Could Nasal Nanobodies Neutralize SARS-CoV-2?

Attempts to develop highly efficient and cost-effective drugs for COVID-19 have met many challenges. Nanobodies are single-domain antibody fragments, that bind selectively to a specific antigen. For anti-SARS-CoV-2, these nanobodies are generated such that they primarily target the receptor-binding domain (RBD) of the SARS-CoV-2 spike (S) glycoprotein for virus neutralization. Nanobodies are found to have high neutralization potency and are cheaper to produce. A paper published on the preprint server has presented results of a stable and ultrapotent homotrimeric Pittsburgh inhalable Nanobody 21 (PiN-21) against SARS-CoV-2 infection in Syrian hamsters.

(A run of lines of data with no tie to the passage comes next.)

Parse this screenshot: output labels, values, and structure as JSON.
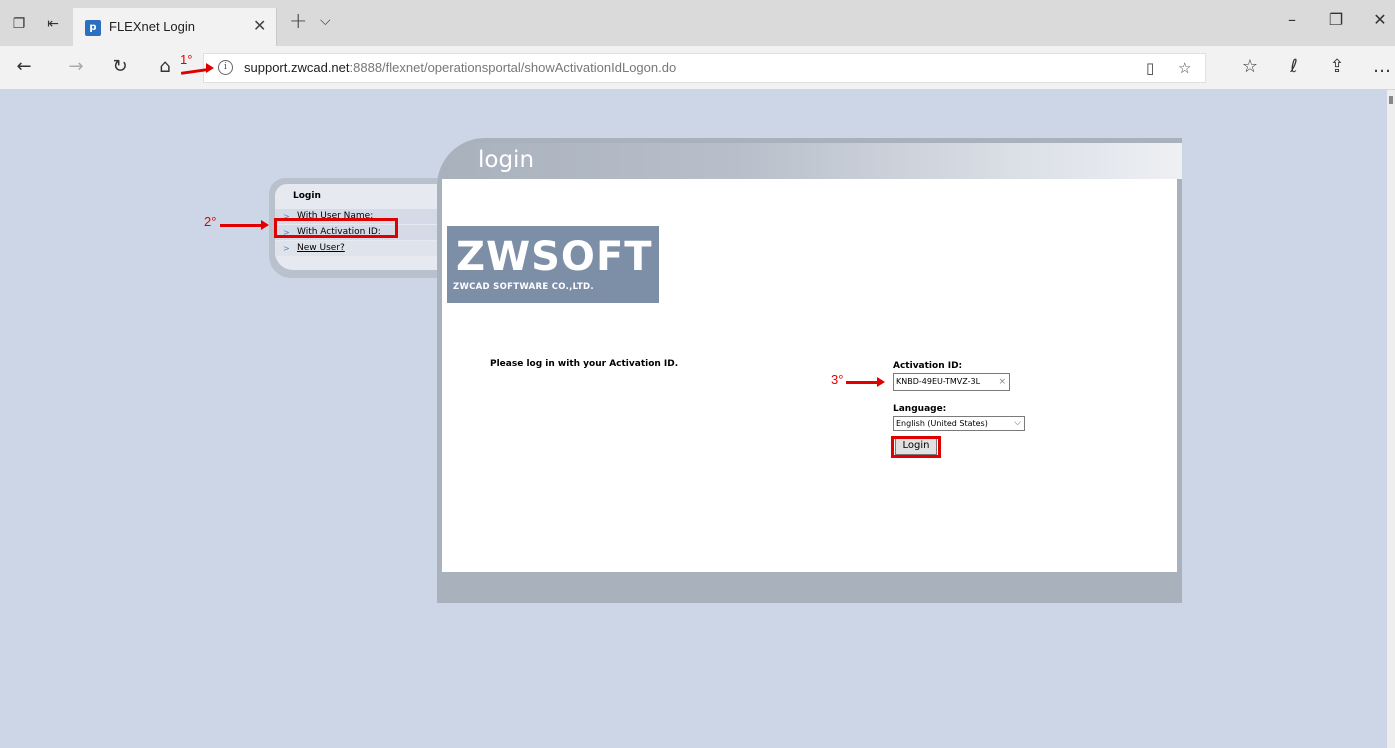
{
  "tab": {
    "title": "FLEXnet Login"
  },
  "address": {
    "host": "support.zwcad.net",
    "path": ":8888/flexnet/operationsportal/showActivationIdLogon.do"
  },
  "side_panel": {
    "title": "Login",
    "links": [
      "With User Name:",
      "With Activation ID:",
      "New User?"
    ]
  },
  "main": {
    "title": "login",
    "logo_main": "ZWSOFT",
    "logo_sub": "ZWCAD SOFTWARE CO.,LTD.",
    "prompt": "Please log in with your Activation ID.",
    "activation_label": "Activation ID:",
    "activation_value": "KNBD-49EU-TMVZ-3L",
    "language_label": "Language:",
    "language_value": "English (United States)",
    "login_button": "Login"
  },
  "annotations": {
    "step1": "1°",
    "step2": "2°",
    "step3": "3°"
  }
}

They demonstrated the high therapeutic efficacy of this homotrimeric Nb, leveraging both intranasal and aerosol delivery. The researchers used Syrian hamsters for the in vivo studies. The Syrian hamsters model moderate to severe COVID-19 disease. The PiN-21 was delivered intranasally and via inhalation. Consistent protection and a reduction of the viral genomic RNA (gRNA) by reverse transcriptase (RT)-qPCR was observed in these animals. On day two post-injection, the virus was undetectable in the upper respiratory tract (URT), including both nasal washes and throat swabs of all the PiN-21-treated animals. In contrast, the control group presented varying levels of infectious virus.

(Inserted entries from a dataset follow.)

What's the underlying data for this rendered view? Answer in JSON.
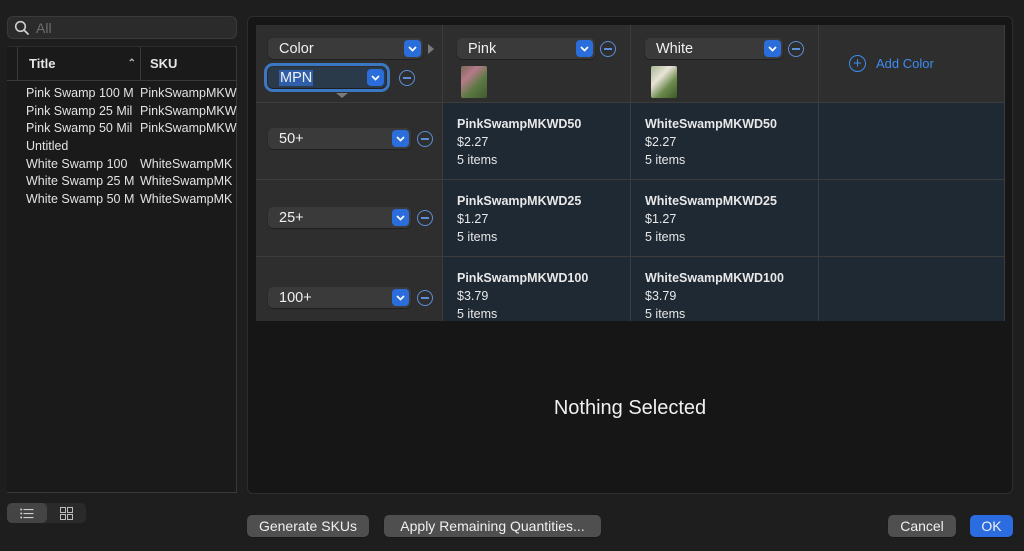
{
  "search": {
    "placeholder": "All"
  },
  "list": {
    "columns": {
      "title": "Title",
      "sku": "SKU"
    },
    "rows": [
      {
        "title": "Pink Swamp 100 M",
        "sku": "PinkSwampMKW"
      },
      {
        "title": "Pink Swamp 25 Mil",
        "sku": "PinkSwampMKW"
      },
      {
        "title": "Pink Swamp 50 Mil",
        "sku": "PinkSwampMKW"
      },
      {
        "title": "Untitled",
        "sku": ""
      },
      {
        "title": "White Swamp 100",
        "sku": "WhiteSwampMK"
      },
      {
        "title": "White Swamp 25 M",
        "sku": "WhiteSwampMK"
      },
      {
        "title": "White Swamp 50 M",
        "sku": "WhiteSwampMK"
      }
    ]
  },
  "matrix": {
    "row_attribute": "MPN",
    "column_attribute": "Color",
    "columns": [
      {
        "label": "Pink"
      },
      {
        "label": "White"
      }
    ],
    "add_column_label": "Add Color",
    "rows": [
      {
        "label": "50+",
        "cells": [
          {
            "sku": "PinkSwampMKWD50",
            "price": "$2.27",
            "qty": "5 items"
          },
          {
            "sku": "WhiteSwampMKWD50",
            "price": "$2.27",
            "qty": "5 items"
          }
        ]
      },
      {
        "label": "25+",
        "cells": [
          {
            "sku": "PinkSwampMKWD25",
            "price": "$1.27",
            "qty": "5 items"
          },
          {
            "sku": "WhiteSwampMKWD25",
            "price": "$1.27",
            "qty": "5 items"
          }
        ]
      },
      {
        "label": "100+",
        "cells": [
          {
            "sku": "PinkSwampMKWD100",
            "price": "$3.79",
            "qty": "5 items"
          },
          {
            "sku": "WhiteSwampMKWD100",
            "price": "$3.79",
            "qty": "5 items"
          }
        ]
      }
    ]
  },
  "detail": {
    "empty_text": "Nothing Selected"
  },
  "buttons": {
    "generate": "Generate SKUs",
    "apply": "Apply Remaining Quantities...",
    "cancel": "Cancel",
    "ok": "OK"
  },
  "colors": {
    "accent": "#2b6de0",
    "cell_bg": "#1f2934",
    "link": "#3d8cf0"
  }
}
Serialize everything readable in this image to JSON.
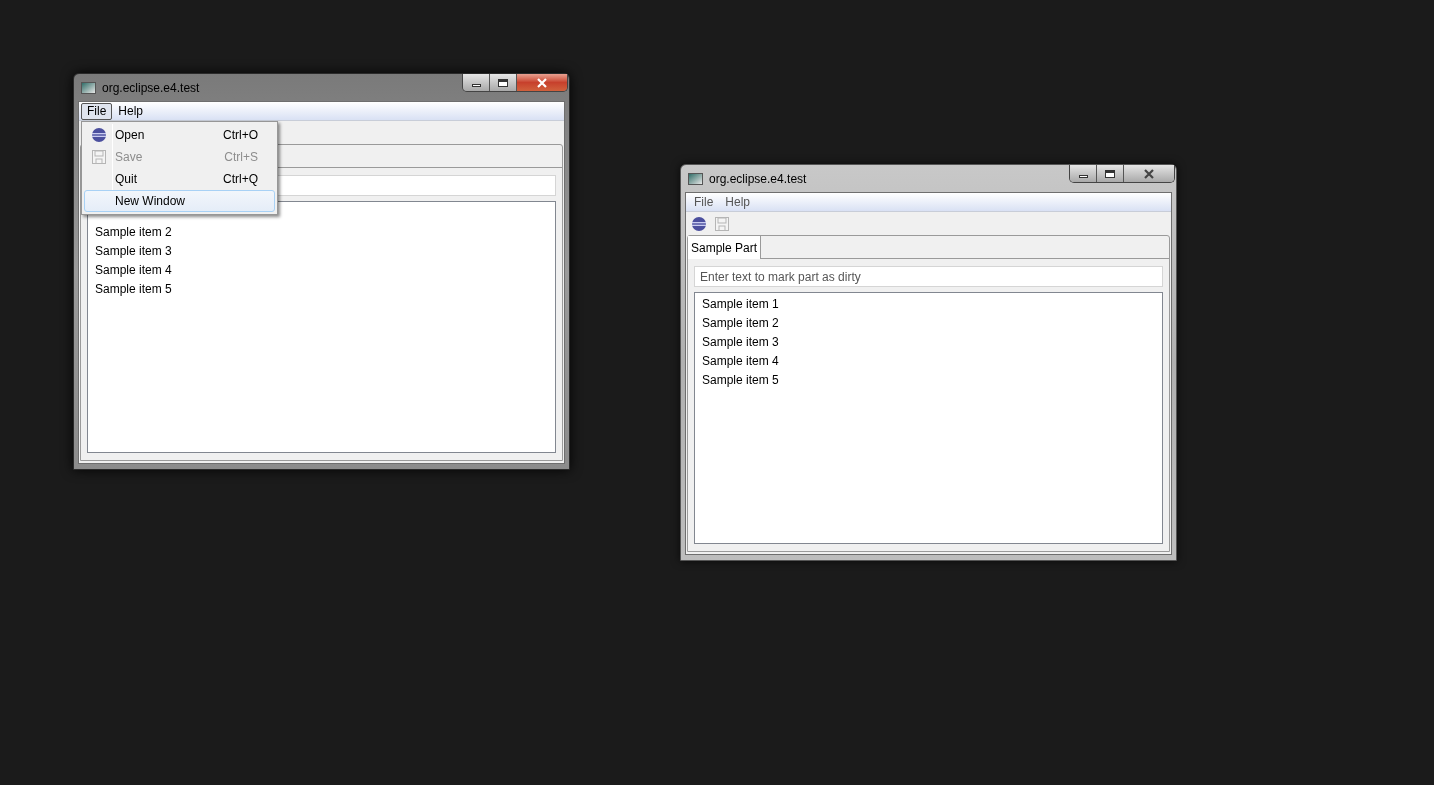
{
  "windows": [
    {
      "title": "org.eclipse.e4.test",
      "active": true,
      "menu_bar": [
        {
          "label": "File",
          "selected": true
        },
        {
          "label": "Help",
          "selected": false
        }
      ],
      "open_menu": [
        {
          "label": "Open",
          "shortcut": "Ctrl+O",
          "kind": "open",
          "disabled": false,
          "selected": false
        },
        {
          "label": "Save",
          "shortcut": "Ctrl+S",
          "kind": "save",
          "disabled": true,
          "selected": false
        },
        {
          "label": "Quit",
          "shortcut": "Ctrl+Q",
          "kind": "none",
          "disabled": false,
          "selected": false
        },
        {
          "label": "New Window",
          "kind": "none",
          "disabled": false,
          "selected": true
        }
      ],
      "list_items": [
        "Sample item 2",
        "Sample item 3",
        "Sample item 4",
        "Sample item 5"
      ]
    },
    {
      "title": "org.eclipse.e4.test",
      "active": false,
      "menu_bar": [
        {
          "label": "File",
          "selected": false
        },
        {
          "label": "Help",
          "selected": false
        }
      ],
      "toolbar": [
        {
          "kind": "open",
          "disabled": false
        },
        {
          "kind": "save",
          "disabled": true
        }
      ],
      "tabs": [
        {
          "label": "Sample Part",
          "selected": true
        }
      ],
      "field": {
        "placeholder": "Enter text to mark part as dirty"
      },
      "list_items": [
        "Sample item 1",
        "Sample item 2",
        "Sample item 3",
        "Sample item 4",
        "Sample item 5"
      ]
    }
  ]
}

The researchers reconstructed the PiN-21 for aerosolization and found that it retained high neutralization potency. Critically, the researchers observed that the aerosolization treatment diminished the infectious viruses in the lung, indicating that the Nb administration by aerosolization may limit human-to-human transmission of SARS-CoV-2.

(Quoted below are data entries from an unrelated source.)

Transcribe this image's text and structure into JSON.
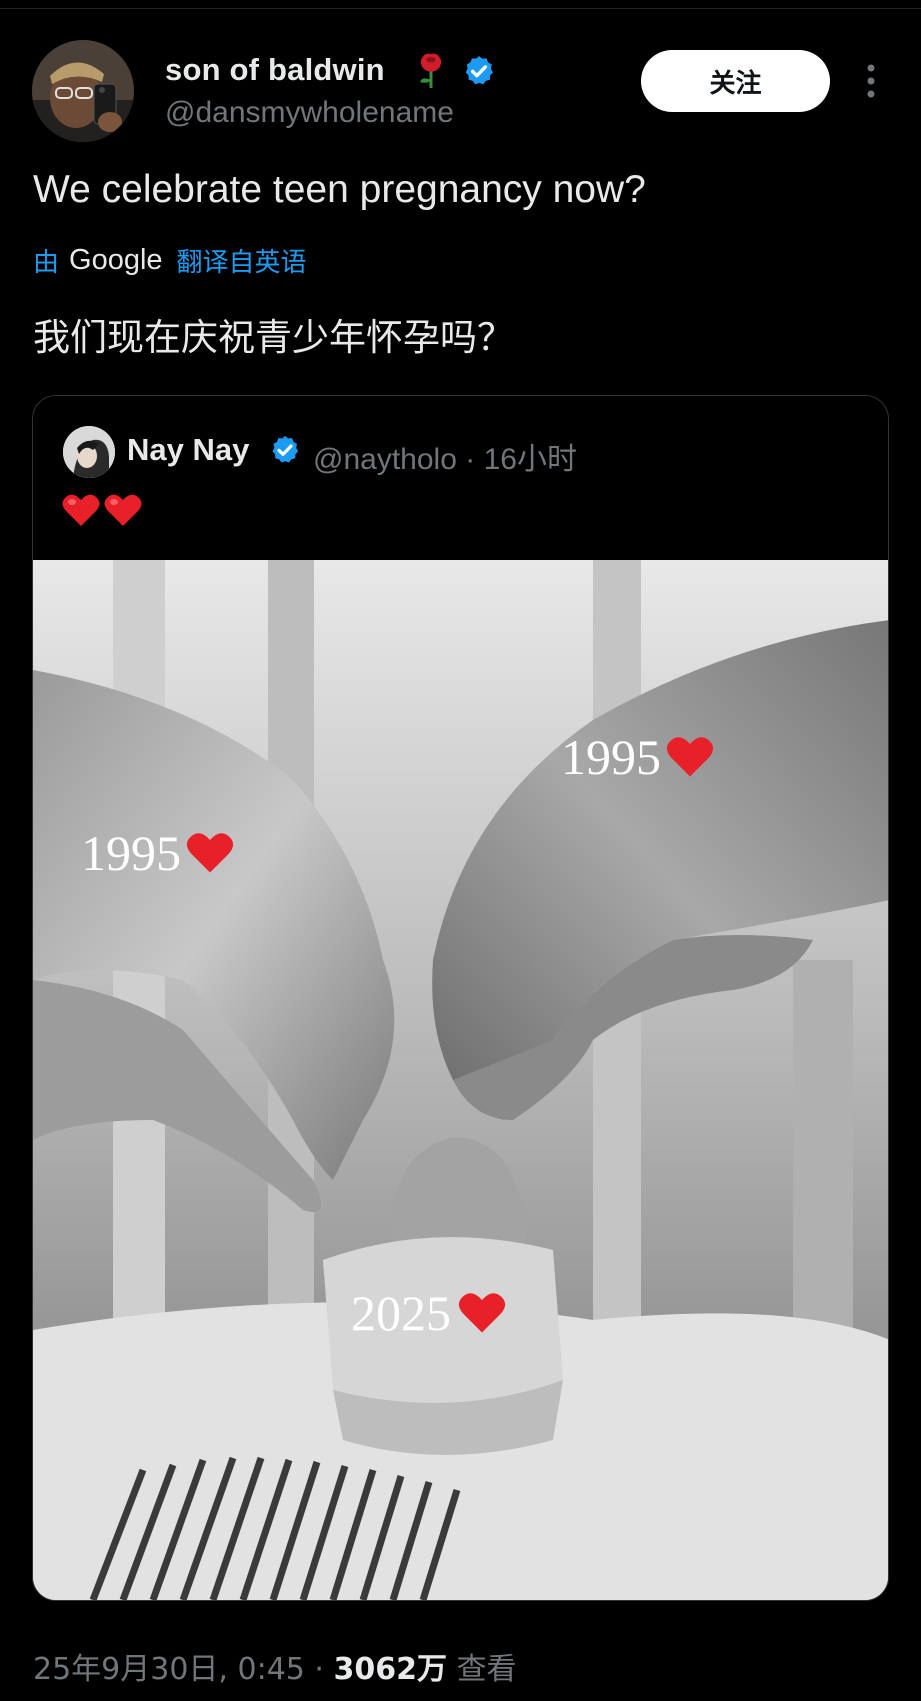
{
  "author": {
    "display_name": "son of baldwin",
    "handle": "@dansmywholename",
    "verified_color": "#1d9bf0"
  },
  "follow_button": {
    "label": "关注"
  },
  "tweet": {
    "text": "We celebrate teen pregnancy now?",
    "translation": {
      "by_label": "由",
      "provider": "Google",
      "link_label": "翻译自英语",
      "text": "我们现在庆祝青少年怀孕吗？"
    }
  },
  "quoted": {
    "display_name": "Nay Nay",
    "handle": "@naytholo",
    "separator": "·",
    "time": "16小时",
    "body_hearts": 2,
    "photo_labels": {
      "left_hand": "1995",
      "right_hand": "1995",
      "baby": "2025"
    }
  },
  "footer": {
    "date": "25年9月30日, 0:45",
    "separator": "·",
    "views": "3062万",
    "views_label": "查看"
  },
  "icons": [
    "rose-icon",
    "verified-icon",
    "more-icon",
    "heart-icon"
  ],
  "colors": {
    "accent": "#1d9bf0",
    "background": "#000000",
    "muted": "#71767b",
    "heart": "#e8202a"
  }
}
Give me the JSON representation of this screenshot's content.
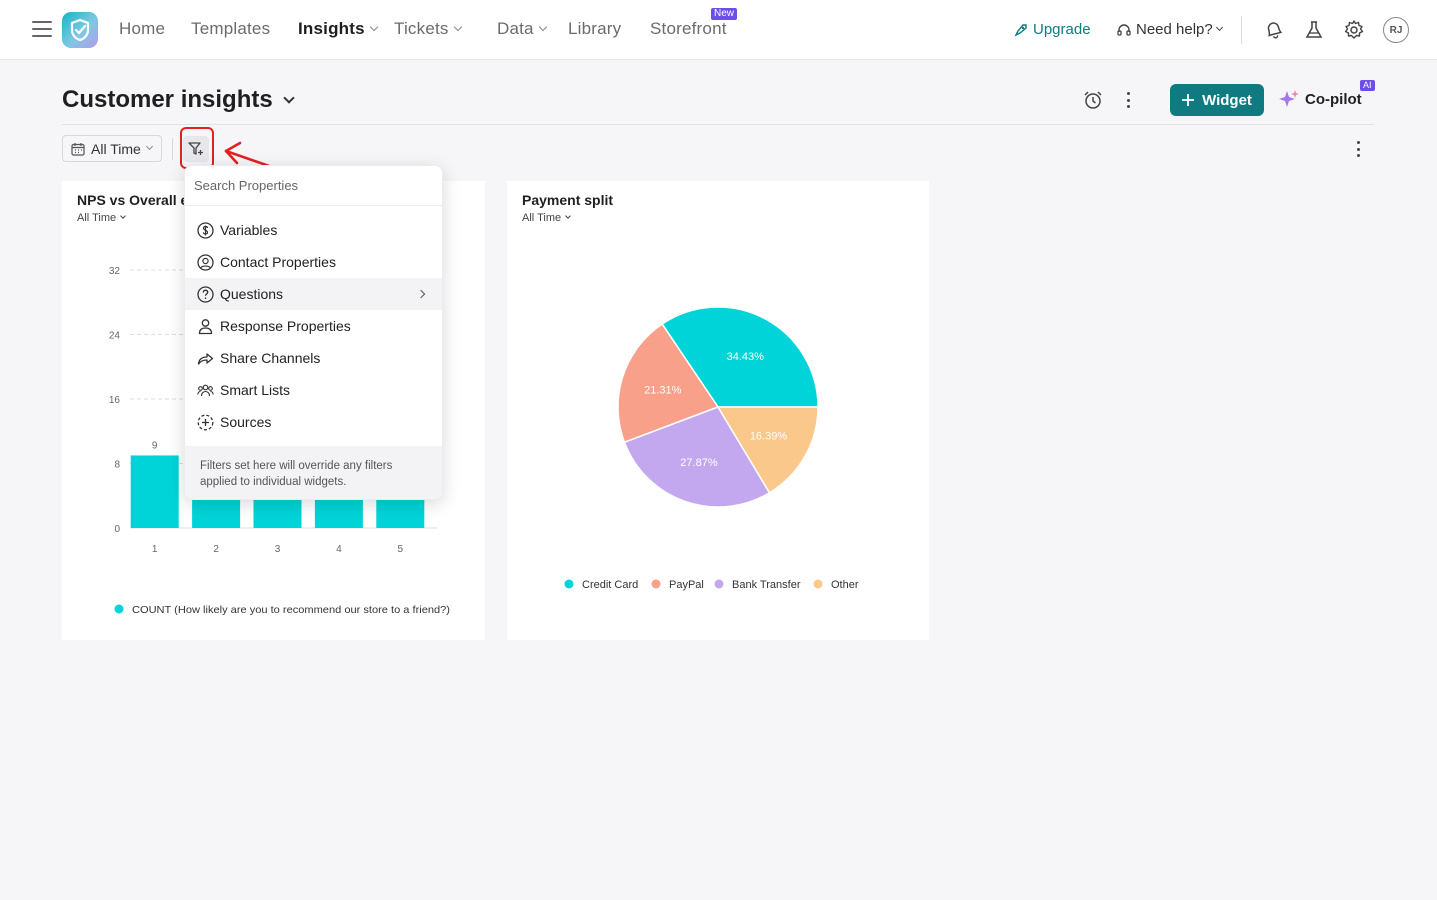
{
  "nav": {
    "items": [
      {
        "label": "Home",
        "left": 119
      },
      {
        "label": "Templates",
        "left": 191
      },
      {
        "label": "Insights"
      },
      {
        "label": "Tickets"
      },
      {
        "label": "Data"
      },
      {
        "label": "Library"
      },
      {
        "label": "Storefront"
      }
    ],
    "new_badge": "New",
    "upgrade": "Upgrade",
    "need_help": "Need help?",
    "avatar_initials": "RJ"
  },
  "header": {
    "title": "Customer insights",
    "widget_button": "Widget",
    "copilot": "Co-pilot",
    "ai_badge": "AI"
  },
  "toolbar": {
    "time_filter": "All Time"
  },
  "filter_menu": {
    "search_placeholder": "Search Properties",
    "items": [
      "Variables",
      "Contact Properties",
      "Questions",
      "Response Properties",
      "Share Channels",
      "Smart Lists",
      "Sources"
    ],
    "footer_note": "Filters set here will override any filters applied to individual widgets."
  },
  "widgets": [
    {
      "title": "NPS vs Overall e",
      "subtitle": "All Time"
    },
    {
      "title": "Payment split",
      "subtitle": "All Time"
    }
  ],
  "chart_data": [
    {
      "type": "bar",
      "title": "NPS vs Overall e",
      "categories": [
        "1",
        "2",
        "3",
        "4",
        "5"
      ],
      "series": [
        {
          "name": "COUNT (How likely are you to recommend our store to a friend?)",
          "values": [
            9,
            null,
            null,
            null,
            null
          ]
        }
      ],
      "data_labels": [
        "9"
      ],
      "yticks": [
        0,
        8,
        16,
        24,
        32
      ],
      "ylim": [
        0,
        32
      ],
      "grid": "dashed horizontal",
      "legend": "bottom",
      "color": "#00d4d8"
    },
    {
      "type": "pie",
      "title": "Payment split",
      "categories": [
        "Credit Card",
        "PayPal",
        "Bank Transfer",
        "Other"
      ],
      "values": [
        34.43,
        21.31,
        27.87,
        16.39
      ],
      "value_labels": [
        "34.43%",
        "21.31%",
        "27.87%",
        "16.39%"
      ],
      "colors": [
        "#00d4d8",
        "#f9a08a",
        "#c4a8ef",
        "#fbc88c"
      ],
      "legend": "bottom"
    }
  ]
}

The researchers have found that the PiN-21 can efficiently protect SARS-CoV-2 infection in hamsters by rapidly and drastically suppressing viral replication in both the URT and lower respiratory tract (LRT). Importantly, the researchers underscored the requirement of an ultra-low dose of the PiN-21 construct to neutralize SARS-CoV-2 infectivity in vivo efficiently.